What makes a song like “Iris” so enduring? Maybe it says something about the moment; abject disillusionment paving the way for storytelling in the way only music can, a feeling that is all too familiar across generations. “With Gen Z, we’re in a very similar phase [to the ‘90s],” said audience member Lok, 18. “People feel like we’re at the end of history [again].” Marla, who fondly remembers cruising around in her Jeep listening to the Goo Goo Dolls in the ‘90s, feels like the connection is more straightforward. “It’s still about the music,” she said. “I find these artists spend more time with the lyrics.” The words from her favourite Goo Goo Dolls song seem to build a bridge between both generations: “We grew up way too fast, and now there’s nothing to believe, and reruns all become our history.”
As the decades pass, it’s difficult to assess whether timeless hits are accidental, more stumbled-upon than engineered. 30 years later, Robby Takac still isn’t sure. “[Iris] was recorded as a one-off … as far as having a hit record, that was the last thing on our minds,” he said. The band’s recent wave of success seems inexplicably tied to how we remember the past and interpret the present.
For many, it’s difficult to parse the reality of what life was like in the ‘90s. The decade seems to have transcended lived experience into a space of collective mythmaking, buoyed by a generation that wasn’t even alive when it occurred.

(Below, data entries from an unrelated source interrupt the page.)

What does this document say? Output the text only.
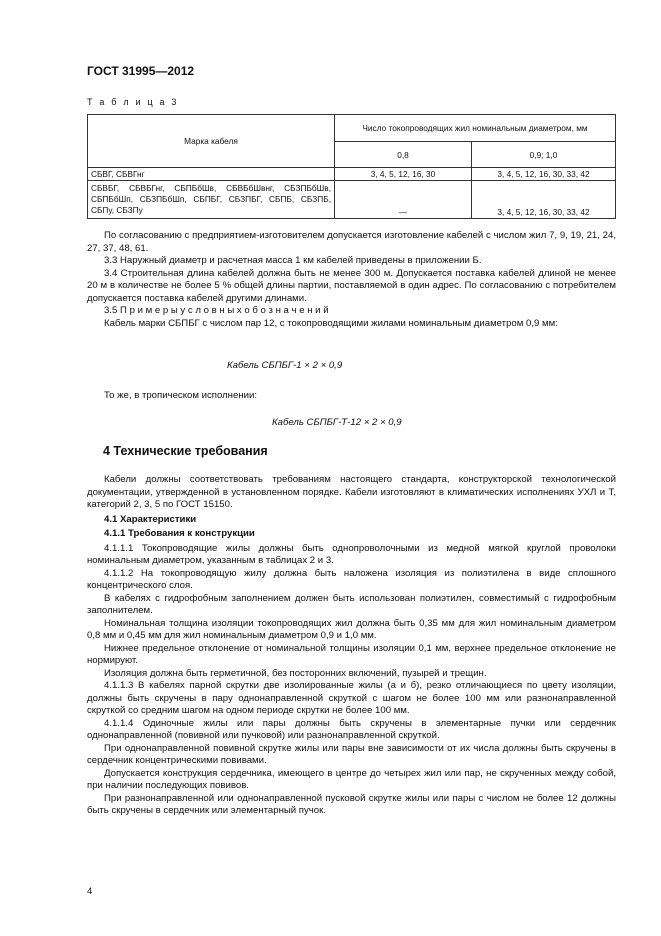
ГОСТ 31995—2012
Т а б л и ц а 3
Марка кабеля	Число токопроводящих жил номинальным диаметром, мм	
	0,8	0,9; 1,0
СБВГ, СБВГнг	3, 4, 5, 12, 16, 30	3, 4, 5, 12, 16, 30, 33, 42
СБВБГ, СБВБГнг, СБПБбШв, СБВБбШвнг, СБЗПБбШв, СБПБбШп, СБЗПБбШп, СБПБГ, СБЗПБГ, СБПБ, СБЗПБ, СБПу, СБЗПу	—	3, 4, 5, 12, 16, 30, 33, 42

По согласованию с предприятием-изготовителем допускается изготовление кабелей с числом жил 7, 9, 19, 21, 24, 27, 37, 48, 61.

3.3 Наружный диаметр и расчетная масса 1 км кабелей приведены в приложении Б.

3.4 Строительная длина кабелей должна быть не менее 300 м. Допускается поставка кабелей длиной не менее 20 м в количестве не более 5 % общей длины партии, поставляемой в один адрес. По согласованию с потребителем допускается поставка кабелей другими длинами.

3.5 П р и м е р ы у с л о в н ы х о б о з н а ч е н и й

Кабель марки СБПБГ с числом пар 12, с токопроводящими жилами номинальным диаметром 0,9 мм:

Кабель СБПБГ-1 × 2 × 0,9
То же, в тропическом исполнении:
Кабель СБПБГ-Т-12 × 2 × 0,9
4 Технические требования

Кабели должны соответствовать требованиям настоящего стандарта, конструкторской технологической документации, утвержденной в установленном порядке. Кабели изготовляют в климатических исполнениях УХЛ и Т, категорий 2, 3, 5 по ГОСТ 15150.

4.1 Характеристики

4.1.1 Требования к конструкции

4.1.1.1 Токопроводящие жилы должны быть однопроволочными из медной мягкой круглой проволоки номинальным диаметром, указанным в таблицах 2 и 3.

4.1.1.2 На токопроводящую жилу должна быть наложена изоляция из полиэтилена в виде сплошного концентрического слоя.

В кабелях с гидрофобным заполнением должен быть использован полиэтилен, совместимый с гидрофобным заполнителем.

Номинальная толщина изоляции токопроводящих жил должна быть 0,35 мм для жил номинальным диаметром 0,8 мм и 0,45 мм для жил номинальным диаметром 0,9 и 1,0 мм.

Нижнее предельное отклонение от номинальной толщины изоляции 0,1 мм, верхнее предельное отклонение не нормируют.

Изоляция должна быть герметичной, без посторонних включений, пузырей и трещин.

4.1.1.3 В кабелях парной скрутки две изолированные жилы (а и б), резко отличающиеся по цвету изоляции, должны быть скручены в пару однонаправленной скруткой с шагом не более 100 мм или разнонаправленной скруткой со средним шагом на одном периоде скрутки не более 100 мм.

4.1.1.4 Одиночные жилы или пары должны быть скручены в элементарные пучки или сердечник однонаправленной (повивной или пучковой) или разнонаправленной скруткой.

При однонаправленной повивной скрутке жилы или пары вне зависимости от их числа должны быть скручены в сердечник концентрическими повивами.

Допускается конструкция сердечника, имеющего в центре до четырех жил или пар, не скрученных между собой, при наличии последующих повивов.

При разнонаправленной или однонаправленной пусковой скрутке жилы или пары с числом не более 12 должны быть скручены в сердечник или элементарный пучок.

4
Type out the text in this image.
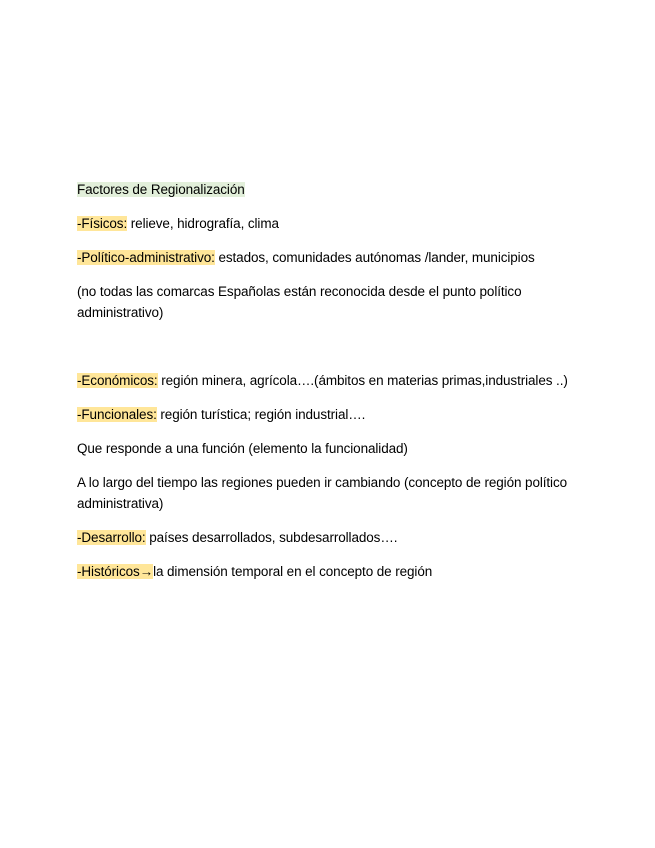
Factores de Regionalización

-Físicos: relieve, hidrografía, clima

-Político-administrativo: estados, comunidades autónomas /lander, municipios

(no todas las comarcas Españolas están reconocida desde el punto político administrativo)

-Económicos: región minera, agrícola….(ámbitos en materias primas,industriales ..)

-Funcionales: región turística; región industrial….

Que responde a una función (elemento la funcionalidad)

A lo largo del tiempo las regiones pueden ir cambiando (concepto de región político administrativa)

-Desarrollo: países desarrollados, subdesarrollados….

-Históricos→la dimensión temporal en el concepto de región
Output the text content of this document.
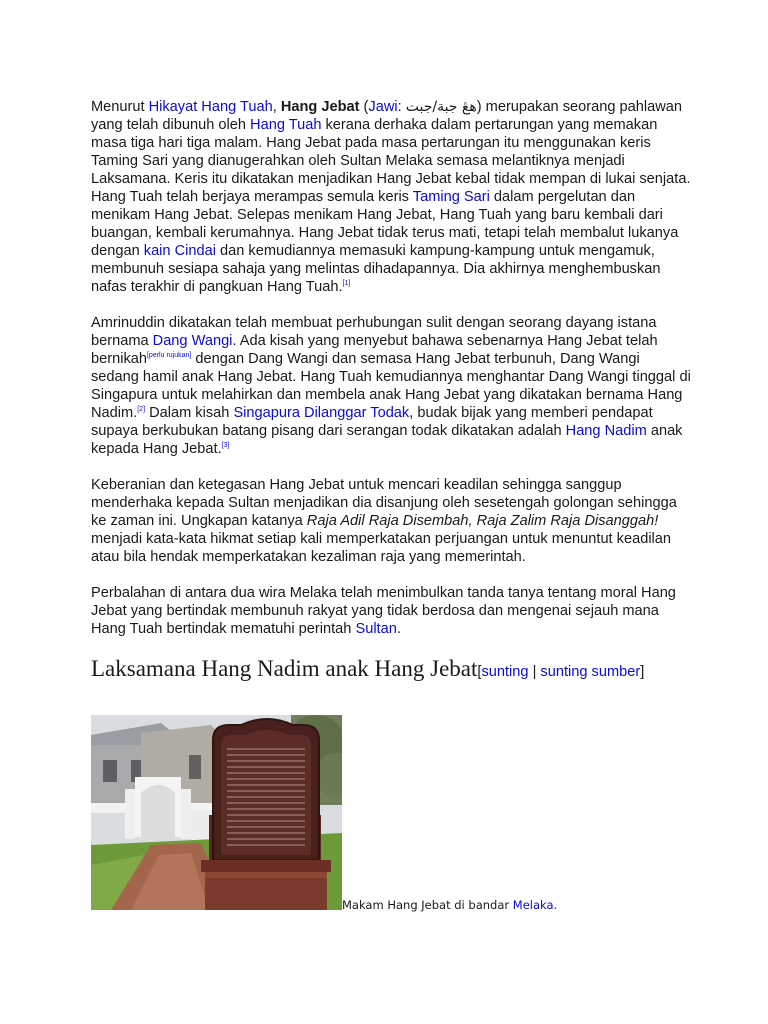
Menurut Hikayat Hang Tuah, Hang Jebat (Jawi: هڠ جبة/جبت) merupakan seorang pahlawan yang telah dibunuh oleh Hang Tuah kerana derhaka dalam pertarungan yang memakan masa tiga hari tiga malam. Hang Jebat pada masa pertarungan itu menggunakan keris Taming Sari yang dianugerahkan oleh Sultan Melaka semasa melantiknya menjadi Laksamana. Keris itu dikatakan menjadikan Hang Jebat kebal tidak mempan di lukai senjata. Hang Tuah telah berjaya merampas semula keris Taming Sari dalam pergelutan dan menikam Hang Jebat. Selepas menikam Hang Jebat, Hang Tuah yang baru kembali dari buangan, kembali kerumahnya. Hang Jebat tidak terus mati, tetapi telah membalut lukanya dengan kain Cindai dan kemudiannya memasuki kampung-kampung untuk mengamuk, membunuh sesiapa sahaja yang melintas dihadapannya. Dia akhirnya menghembuskan nafas terakhir di pangkuan Hang Tuah.[1]

Amrinuddin dikatakan telah membuat perhubungan sulit dengan seorang dayang istana bernama Dang Wangi. Ada kisah yang menyebut bahawa sebenarnya Hang Jebat telah bernikah[perlu rujukan] dengan Dang Wangi dan semasa Hang Jebat terbunuh, Dang Wangi sedang hamil anak Hang Jebat. Hang Tuah kemudiannya menghantar Dang Wangi tinggal di Singapura untuk melahirkan dan membela anak Hang Jebat yang dikatakan bernama Hang Nadim.[2] Dalam kisah Singapura Dilanggar Todak, budak bijak yang memberi pendapat supaya berkubukan batang pisang dari serangan todak dikatakan adalah Hang Nadim anak kepada Hang Jebat.[3]

Keberanian dan ketegasan Hang Jebat untuk mencari keadilan sehingga sanggup menderhaka kepada Sultan menjadikan dia disanjung oleh sesetengah golongan sehingga ke zaman ini. Ungkapan katanya Raja Adil Raja Disembah, Raja Zalim Raja Disanggah! menjadi kata-kata hikmat setiap kali memperkatakan perjuangan untuk menuntut keadilan atau bila hendak memperkatakan kezaliman raja yang memerintah.

Perbalahan di antara dua wira Melaka telah menimbulkan tanda tanya tentang moral Hang Jebat yang bertindak membunuh rakyat yang tidak berdosa dan mengenai sejauh mana Hang Tuah bertindak mematuhi perintah Sultan.

Laksamana Hang Nadim anak Hang Jebat[sunting | sunting sumber]
Makam Hang Jebat di bandar Melaka.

But nostalgia at its core isn’t about reliving what was; it’s about chasing the feeling of it, imagined or otherwise. Why does it matter if it really happened that way? After all, memory is just another rerun, a story from a time when those pieces seemed whole, when we felt safe, and when Marla had her Jeep.
When “Iris” took over the Scotiabank Saddledome, the answer felt less important than the experience itself. Everyone became a ‘90s kid again; who cares if they were never really there?